I’ll ask more about this later today.
But this is interesting. I’ve been provided a report from the state Department of Finance and Administration that shows there’s an agency of state government sitting on a $3 million fund that has been growing steadily and never been tapped for a dime since it’s creation in 2007. It’s the Drug Crime Fee Assessment Fund, financed by fees assessed in drug cases. It is supposed to be distributed to aid multi-county drug task forces. No grant has ever been made by the Alcohol and Drug Abuse Coordinating Council since the legislature created the fund in 2007. The money just piles up — $800,000 more in fiscal 2011.
There’s been a memorandum of understanding signed by two members of the council, a prosecutor, the prosecutor coordinator and a DFA official not to let the fund drop below $2.5 million. Overseers of the fund apparently believe a loss of federal funding will mean the money will have to be spent eventually to replace the lost money and intend to do so with balance in excess of the minimum.
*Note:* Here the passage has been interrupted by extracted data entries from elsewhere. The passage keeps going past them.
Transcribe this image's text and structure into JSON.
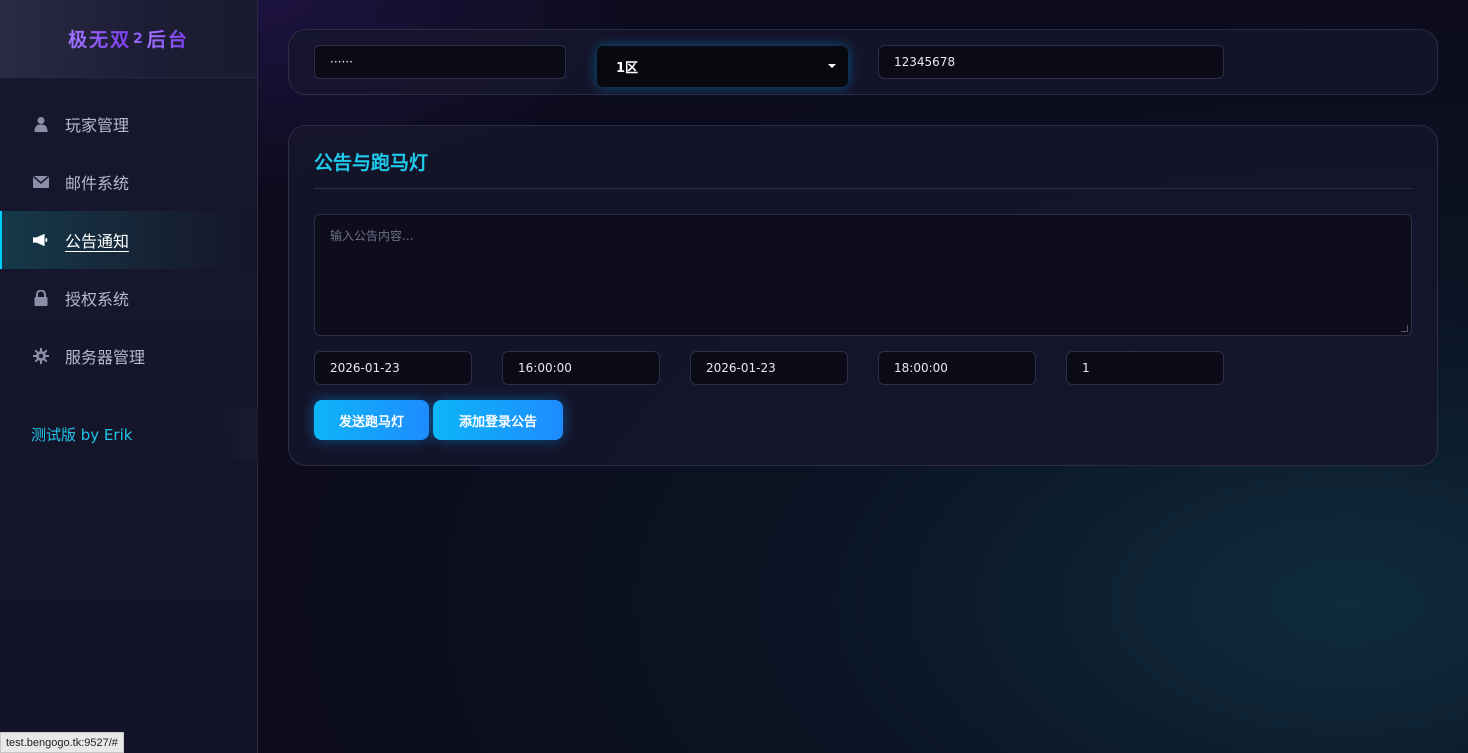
{
  "sidebar": {
    "brand": {
      "part1": "极无双",
      "num": "2",
      "part2": "后台"
    },
    "items": [
      {
        "label": "玩家管理",
        "icon": "user-icon"
      },
      {
        "label": "邮件系统",
        "icon": "envelope-icon"
      },
      {
        "label": "公告通知",
        "icon": "megaphone-icon",
        "active": true
      },
      {
        "label": "授权系统",
        "icon": "lock-icon"
      },
      {
        "label": "服务器管理",
        "icon": "gear-icon"
      }
    ],
    "footer": "测试版 by Erik"
  },
  "top_bar": {
    "password_value": "······",
    "server_select": "1区",
    "account_id": "12345678"
  },
  "announcement": {
    "title": "公告与跑马灯",
    "content_placeholder": "输入公告内容...",
    "start_date": "2026-01-23",
    "start_time": "16:00:00",
    "end_date": "2026-01-23",
    "end_time": "18:00:00",
    "repeat": "1",
    "send_marquee_label": "发送跑马灯",
    "add_login_notice_label": "添加登录公告"
  },
  "status_bar": {
    "url": "test.bengogo.tk:9527/#"
  },
  "colors": {
    "accent": "#1ecbea",
    "brand": "#8a5cf6",
    "button": "#1e8cff"
  }
}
A five-year-old state fund with $3 million (it reached $2.5 million around June 30, 2011) that has never spent a cent and is piling up at the rate of roughly $800,000 a year?
While drug court judges complain of lack of money for treatment programs?
While assistants to the circuit judges who hear the drug cases and assess the fees are threatened with furloughs for lack of state money?
Seems like a place for legitimate inquiry.
Here’s the statute that set a $125 fee in drug cases and directed its spending on salary and office overhead for drug task forces. The money is limited to that use by the 2007 law, but it, of course, could be changed once or in an ongoing manner.
As I mentioned in a note to a reader, drug task forces are their own separate cans of worms. Some turned into criminal enterprises in years past.